It’s time ditch any £50 or 500 Euro bank notes stashed under the mattress as governments move to scrap larger denomination bank notes.
Both the Bank of England and European Central Bank (ECB) are considering withdrawing the notes from circulation.
And ECB governor claims public opinion around the world is that the notes are only used for crime.
In Britain, the Bank of England claims the £50 note is rarely handed over to anyone except a dodgy builder who fails to declare the income to the tax man.
Large denomination notes are also handy for criminals to move large amounts of money around in bags and suitcases.
Although no central bank has officially announced the notes will be withdrawn, it’s believed the decision has already been made behind-the-scenes.
Europol, the organisation linking European Union police forces, argues that few shops accept 500 Euro notes because they do not carry large enough cash floats to hand out change – but the note accounts for more than a third of all paper money circulating in the EU.
Money launderers have been caught holding 300,000 Euros in a package the same size as a box of breakfast cereal and the 500 Euro note is called a ‘bin laden’ all over the world because of its affiliation with terrorism.
According to the UK Serious Organised Crime Agency, if a criminal gang collects £1 million in £20 notes, the notes weigh 50 kilos, while the same amount of cash in 500 Euro notes is only two kilos.
Bogus money exchanges
Police fear criminal gangs stock up on 500 Euro from bogus money exchanges.
One had no business premises but ordered 4 million Euros in 500 Euro notes every year – more than the total amount of Euros exchanged at 12,500 Post Office counters every year.

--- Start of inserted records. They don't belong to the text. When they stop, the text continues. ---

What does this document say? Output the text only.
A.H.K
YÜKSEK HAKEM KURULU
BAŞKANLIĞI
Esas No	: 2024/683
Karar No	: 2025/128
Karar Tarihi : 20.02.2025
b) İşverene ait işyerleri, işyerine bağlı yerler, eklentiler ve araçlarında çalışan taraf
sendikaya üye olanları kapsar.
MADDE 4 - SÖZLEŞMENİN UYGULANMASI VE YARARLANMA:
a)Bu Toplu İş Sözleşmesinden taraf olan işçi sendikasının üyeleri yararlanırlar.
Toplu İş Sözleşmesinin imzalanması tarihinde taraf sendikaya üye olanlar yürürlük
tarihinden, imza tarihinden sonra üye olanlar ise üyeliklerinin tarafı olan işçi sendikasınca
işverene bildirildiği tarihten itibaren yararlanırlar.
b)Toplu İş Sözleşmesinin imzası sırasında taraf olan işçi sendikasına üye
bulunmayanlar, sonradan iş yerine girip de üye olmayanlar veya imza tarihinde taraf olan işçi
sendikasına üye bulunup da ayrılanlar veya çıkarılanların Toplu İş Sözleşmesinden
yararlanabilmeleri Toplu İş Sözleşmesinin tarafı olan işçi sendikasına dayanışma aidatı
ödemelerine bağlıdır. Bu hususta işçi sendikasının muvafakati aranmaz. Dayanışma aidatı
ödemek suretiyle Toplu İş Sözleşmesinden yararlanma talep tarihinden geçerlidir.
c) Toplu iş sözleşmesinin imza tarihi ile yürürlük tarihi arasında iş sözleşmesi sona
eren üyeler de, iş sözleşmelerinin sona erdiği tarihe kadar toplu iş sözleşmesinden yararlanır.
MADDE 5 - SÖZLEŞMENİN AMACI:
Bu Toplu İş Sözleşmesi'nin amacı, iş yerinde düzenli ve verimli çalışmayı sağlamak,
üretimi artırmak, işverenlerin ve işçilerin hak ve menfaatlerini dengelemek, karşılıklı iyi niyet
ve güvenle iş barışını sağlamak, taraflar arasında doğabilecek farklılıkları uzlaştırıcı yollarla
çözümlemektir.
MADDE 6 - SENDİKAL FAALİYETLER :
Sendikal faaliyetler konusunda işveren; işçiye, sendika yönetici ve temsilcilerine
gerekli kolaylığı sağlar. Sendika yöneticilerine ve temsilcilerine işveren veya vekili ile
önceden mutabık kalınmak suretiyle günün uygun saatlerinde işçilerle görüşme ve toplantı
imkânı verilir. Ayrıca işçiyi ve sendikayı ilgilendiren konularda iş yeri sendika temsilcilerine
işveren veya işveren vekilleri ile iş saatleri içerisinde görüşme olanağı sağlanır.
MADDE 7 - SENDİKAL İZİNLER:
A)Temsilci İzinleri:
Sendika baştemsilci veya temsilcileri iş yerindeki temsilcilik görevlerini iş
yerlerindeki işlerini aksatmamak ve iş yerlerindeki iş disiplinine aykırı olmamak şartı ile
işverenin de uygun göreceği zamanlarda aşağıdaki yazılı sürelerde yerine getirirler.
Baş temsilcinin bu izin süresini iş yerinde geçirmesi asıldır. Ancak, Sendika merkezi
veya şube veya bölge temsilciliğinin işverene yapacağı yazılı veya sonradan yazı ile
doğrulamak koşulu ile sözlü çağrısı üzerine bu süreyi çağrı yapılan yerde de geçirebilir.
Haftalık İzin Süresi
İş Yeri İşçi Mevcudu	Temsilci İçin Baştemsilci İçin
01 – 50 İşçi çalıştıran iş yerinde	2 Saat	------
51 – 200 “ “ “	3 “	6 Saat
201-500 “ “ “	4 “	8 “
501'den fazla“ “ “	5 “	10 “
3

Scrapping £50 and 500 euro notes has a precedent. In 2000, Canada shredded the country’s entire stock of $1,000 bills after police claimed criminals were taking advantage of the notes in the same way modern gangs are adopting the 500 Euro note.
Draghi has also had to explain that withdrawing the note does not reduce the amount of cash in circulation around Europe, because the large note will be replaced by printing more small denomination notes.